Ева закрыла глаза. Рорк прекрасно знал, что таким образом она, как ребенок, пытается спрятаться от него. Но он отнес ее в спальню, поднял на возвышение, на котором стояла их кровать, сел, держа ее у себя на коленях, и начал растирать махровой простыней.
– Сейчас я принесу тебе халат и дам успокоительное.
– Я не хочу…
– А я, заметь, не спрашивал, хочешь ты или нет. – Рорк схватил ее рукой за подбородок и повернул лицом к себе, привычным жестом провел большим пальцем по ямочке на подбородке. – Ева, посмотри на меня. Посмотри на меня сию же минуту. – В ее измученных глазах появилось недовольное, по-детски обиженное выражение, чуть было не заставившее его улыбнуться. – Ты слишком больна, чтобы спорить со мной, и мы оба это понимаем.
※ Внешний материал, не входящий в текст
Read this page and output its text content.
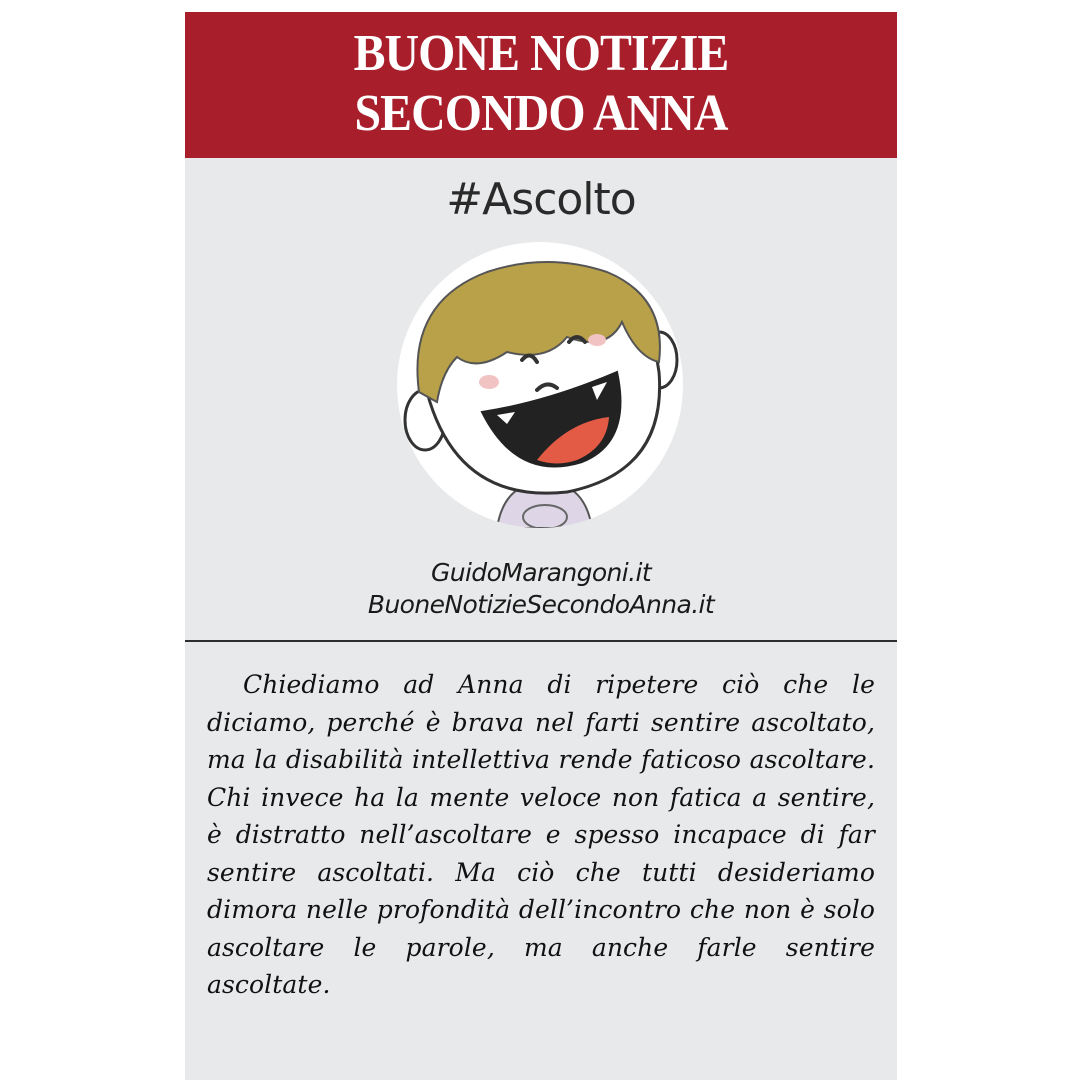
BUONE NOTIZIE
SECONDO ANNA
#Ascolto
GuidoMarangoni.it
BuoneNotizieSecondoAnna.it

Chiediamo ad Anna di ripetere ciò che le diciamo, perché è brava nel farti sentire ascoltato, ma la disabilità intellettiva rende faticoso ascoltare. Chi invece ha la mente veloce non fatica a sentire, è distratto nell’ascoltare e spesso incapace di far sentire ascoltati. Ma ciò che tutti desideriamo dimora nelle profondità dell’incontro che non è solo ascoltare le parole, ma anche farle sentire ascoltate.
Что бы ни причинило тебе боль… ты мне об этом расскажешь, а потом мы вместе решим, что с этим делать. – Он коснулся губами ее лба, щек, губ.
– Я уже об этом позаботилась. Ничего не надо делать.
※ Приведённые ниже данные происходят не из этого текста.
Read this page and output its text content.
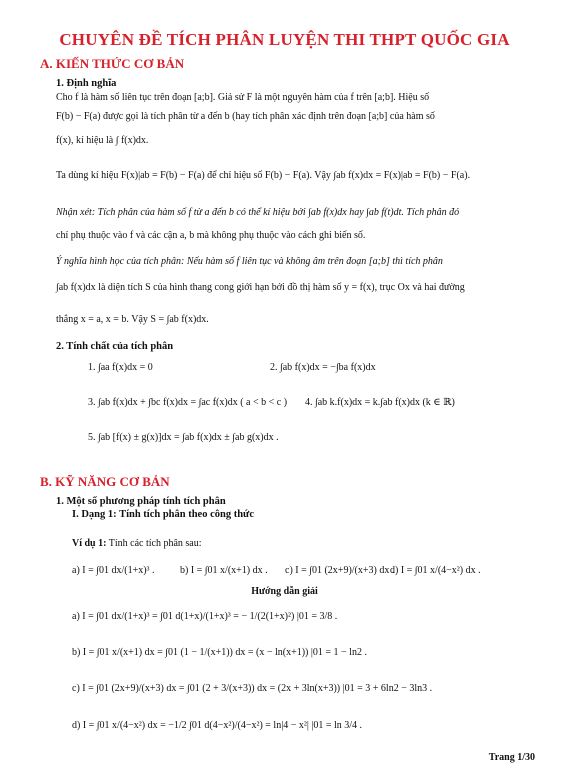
CHUYÊN ĐỀ TÍCH PHÂN LUYỆN THI THPT QUỐC GIA
A. KIẾN THỨC CƠ BẢN
1. Định nghĩa
Cho f là hàm số liên tục trên đoạn [a;b]. Giả sử F là một nguyên hàm của f trên [a;b]. Hiệu số
F(b) − F(a) được gọi là tích phân từ a đến b (hay tích phân xác định trên đoạn [a;b] của hàm số
f(x), kí hiệu là ∫ f(x)dx.
Ta dùng kí hiệu F(x)|ab = F(b) − F(a) để chỉ hiệu số F(b) − F(a). Vậy ∫ab f(x)dx = F(x)|ab = F(b) − F(a).
Nhận xét: Tích phân của hàm số f từ a đến b có thể kí hiệu bởi ∫ab f(x)dx hay ∫ab f(t)dt. Tích phân đó
chỉ phụ thuộc vào f và các cận a, b mà không phụ thuộc vào cách ghi biến số.
Ý nghĩa hình học của tích phân: Nếu hàm số f liên tục và không âm trên đoạn [a;b] thì tích phân
∫ab f(x)dx là diện tích S của hình thang cong giới hạn bởi đồ thị hàm số y = f(x), trục Ox và hai đường
thẳng x = a, x = b. Vậy S = ∫ab f(x)dx.
2. Tính chất của tích phân
1. ∫aa f(x)dx = 0	2. ∫ab f(x)dx = −∫ba f(x)dx
3. ∫ab f(x)dx + ∫bc f(x)dx = ∫ac f(x)dx ( a < b < c ) 4. ∫ab k.f(x)dx = k.∫ab f(x)dx (k ∈ ℝ)
5. ∫ab [f(x) ± g(x)]dx = ∫ab f(x)dx ± ∫ab g(x)dx .
B. KỸ NĂNG CƠ BẢN
1. Một số phương pháp tính tích phân
I. Dạng 1: Tính tích phân theo công thức
Ví dụ 1: Tính các tích phân sau:
a) I = ∫01 dx/(1+x)³ .	b) I = ∫01 x/(x+1) dx . c) I = ∫01 (2x+9)/(x+3) dx .
d) I = ∫01 x/(4−x²) dx .
Hướng dẫn giải
a) I = ∫01 dx/(1+x)³ = ∫01 d(1+x)/(1+x)³ = − 1/(2(1+x)²) |01 = 3/8 .
b) I = ∫01 x/(x+1) dx = ∫01 (1 − 1/(x+1)) dx = (x − ln(x+1)) |01 = 1 − ln2 .
c) I = ∫01 (2x+9)/(x+3) dx = ∫01 (2 + 3/(x+3)) dx = (2x + 3ln(x+3)) |01 = 3 + 6ln2 − 3ln3 .
d) I = ∫01 x/(4−x²) dx = −1/2 ∫01 d(4−x²)/(4−x²) = ln|4 − x²| |01 = ln 3/4 .
Trang 1/30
– Что ж, это сэкономит нам время, не так ли? – Рорк переложил ее на кровать и встал, чтобы принести ей теплый халат.
Из-за нее у него костюм намок, заметила Ева. Чертов костюм небось стоил больше, чем пошивший его портной зарабатывал за год. А теперь рукава промокли, и плечи тоже. Она молча следила, как он снял пиджак, прошел в комнату и повесил его на спинку стула.
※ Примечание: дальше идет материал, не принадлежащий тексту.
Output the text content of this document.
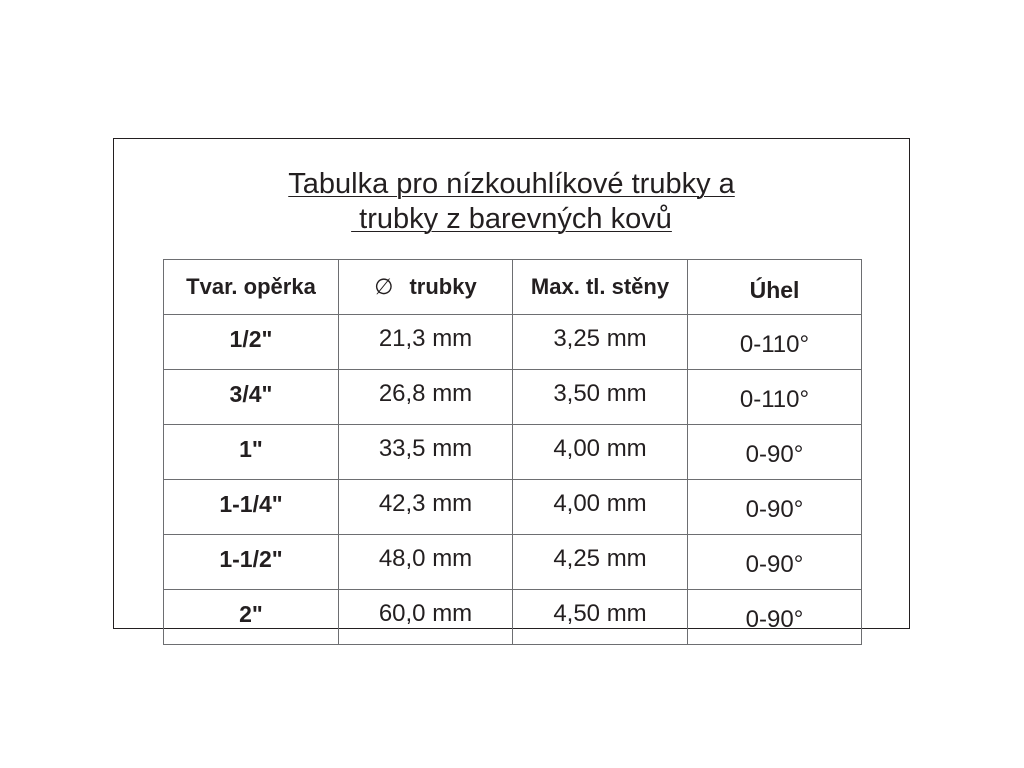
Tabulka pro nízkouhlíkové trubky a
trubky z barevných kovů
Tvar. opěrka	∅ trubky	Max. tl. stěny	Úhel
1/2"	21,3 mm	3,25 mm	0-110°
3/4"	26,8 mm	3,50 mm	0-110°
1"	33,5 mm	4,00 mm	0-90°
1-1/4"	42,3 mm	4,00 mm	0-90°
1-1/2"	48,0 mm	4,25 mm	0-90°
2"	60,0 mm	4,50 mm	0-90°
Грациозен как кот, подумала она, и куда опаснее любого кота. Наверняка ушел с одного из многочисленных еженедельных совещаний, где обсуждалась какая-нибудь глобальная покупка. И вот он здесь, роется в гардеробной в поисках халата. Высокий и стройный, с изящными, но закаленными длительной тренировкой мускулами. С лицом молодого ирландского бога. Способный соблазнить одним взглядом немыслимой кельтской синевы.
Она хотела, чтобы он ушел. Она никого не хотела видеть.
– Я хочу побыть одна.
Он изогнул бровь, слегка склонил голову набок, и черная грива волос качнулась вперед, упала на щеку.
– Чтобы страдать и мучиться в одиночку? По-моему, тебе лучше провести время в драке со мной. Вот, надень.
– Я не хочу драться.
Рорк бросил халат на кровать и наклонился, чтобы их глаза оказались на одном уровне.
– Будь у меня такая возможность, я бы взял того, кто вызвал это выражение у тебя на лице, дорогая Ева, и спустил бы с него шкуру. Семь шкур, дюйм за дюймом. А теперь надевай халат.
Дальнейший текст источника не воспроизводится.